第6話
青空が広がる夏の午後、莉子は自転車に乗り、のんびりと田舎道を進んでいた。風に揺れる麦畑が両側に広がり、緑の絨毯のように続いている。自転車のハンドルをしっかり握る手には、小さな汗がにじんでいたが、彼女の顔には穏やかな笑みが浮かんでいた。
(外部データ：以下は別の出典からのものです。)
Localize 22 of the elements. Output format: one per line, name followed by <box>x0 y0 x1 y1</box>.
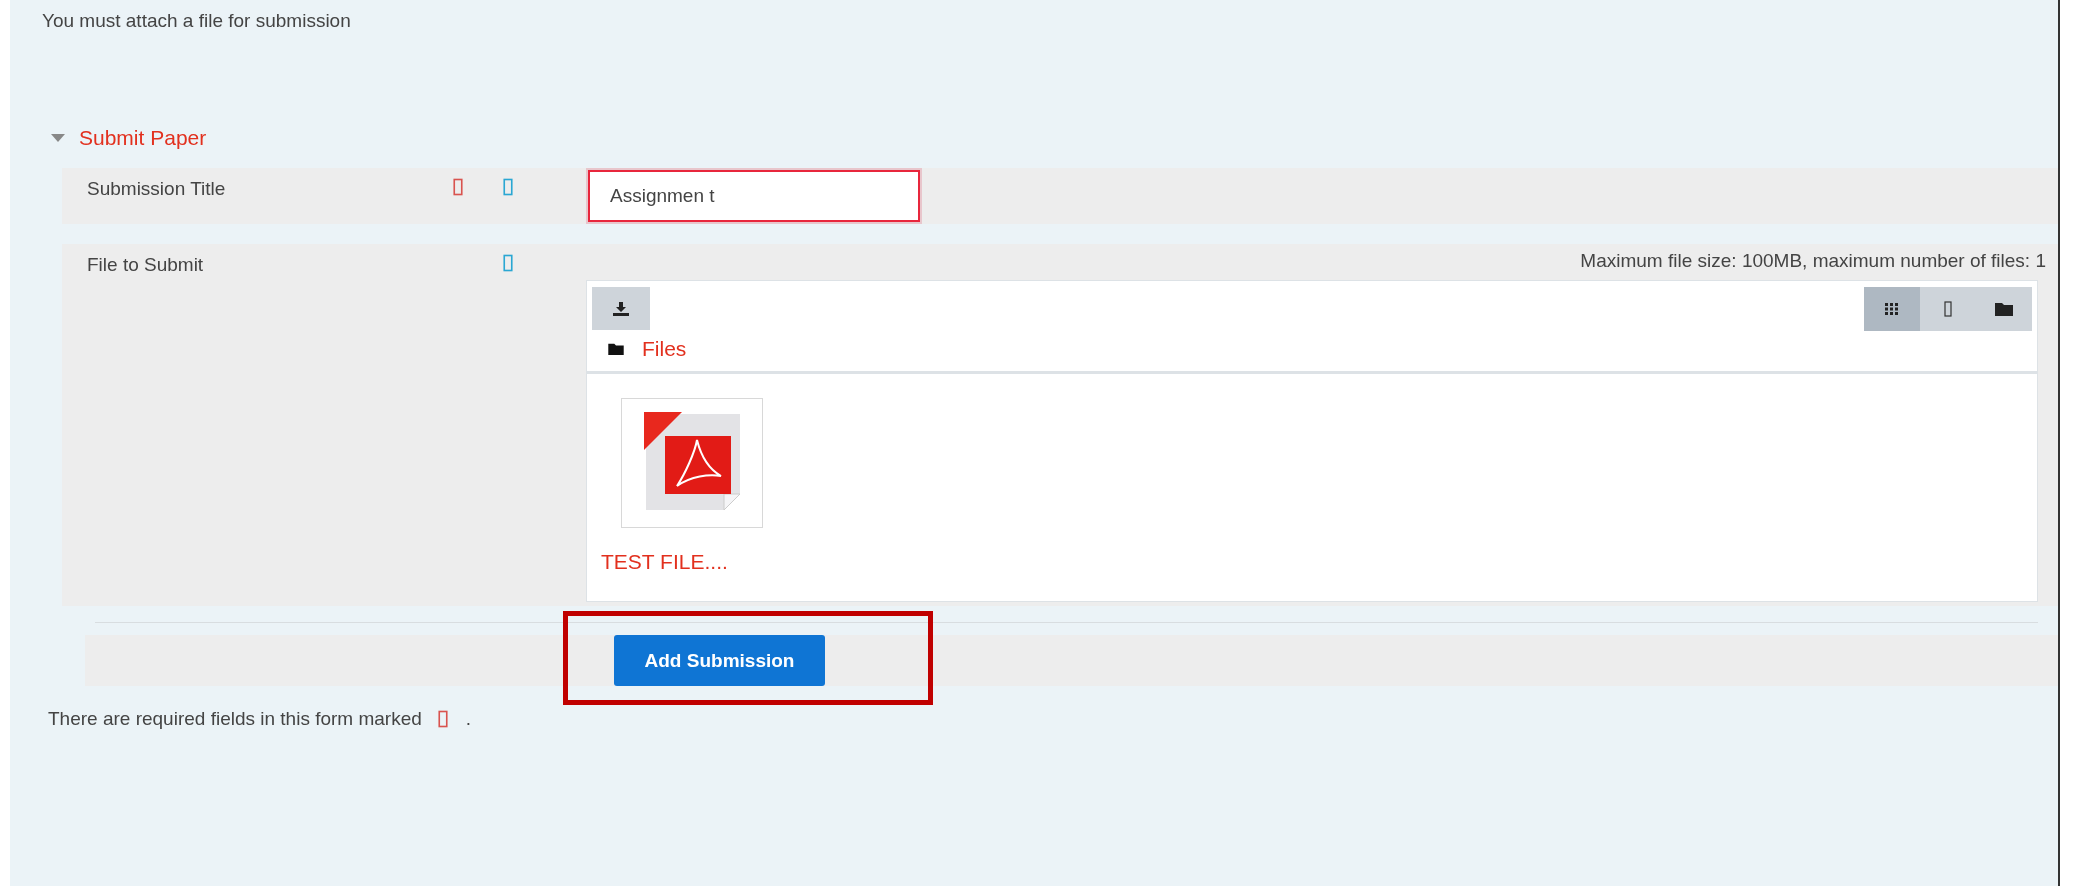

道路沿いには、時折、古い木造の家々が並び、それぞれの庭には色とりどりの花々が咲き誇っている。莉子は自転車を止めて、家々の風景や小さな小川のせせらぎに耳を傾ける。風に乗って漂ってくる草や花の香りが、心地よく鼻をくすぐった。
小川の近くには、小さな橋が架かっており、莉子はその上に立ち止まり、下を流れる水の透明さに見入った。魚が泳ぐ様子や、時折飛び跳ねる小さな虫たちが、水面に波紋を広げている。自然の美しさに心を奪われながら、莉子はしばらくその場に佇んでいた。
やがて、莉子は少し高台になった場所に辿り着いた。自転車を止め、丘の上で息を整えながら、遠くの景色を見渡す。丘の向こうには、青々とした山々が広がり、その下には小さな村がポツポツと点在している。田んぼが幾何学模様のように広がり、その中を小川が静かに流れているのが見える。
莉子はその場に腰を下ろし、バッグから水筒を取り出して一口飲んだ。冷たい水が喉を潤し、汗ばんだ体が少しずつ涼しくなっていく。風が莉子の髪を優しく撫で、彼女は目を閉じて、その瞬間を楽しんだ。広がる景色と、心地よい風の中で、時間が静かに流れていくのを感じた。
「ここにいると、気分いいな…」莉子はそんなことを考えながら、しばらくの間、静かな自然の中で自分を委ねた。どこまでも続く道、広がる風景、そしてその全てを包み込む穏やかな空気が、彼女にとって何よりも贅沢な時間だった。
莉子は再び自転車に乗り込み、ゆっくりとペダルをこぎ始める。旅の目的地は温泉。青い空と緑の大地の間を縫うようにして、莉子は自分だけの時間を楽しんでいた。道中、温泉街の風情や人々の暮らしを眺めながら、心がほっこりと温かくなるのを感じた。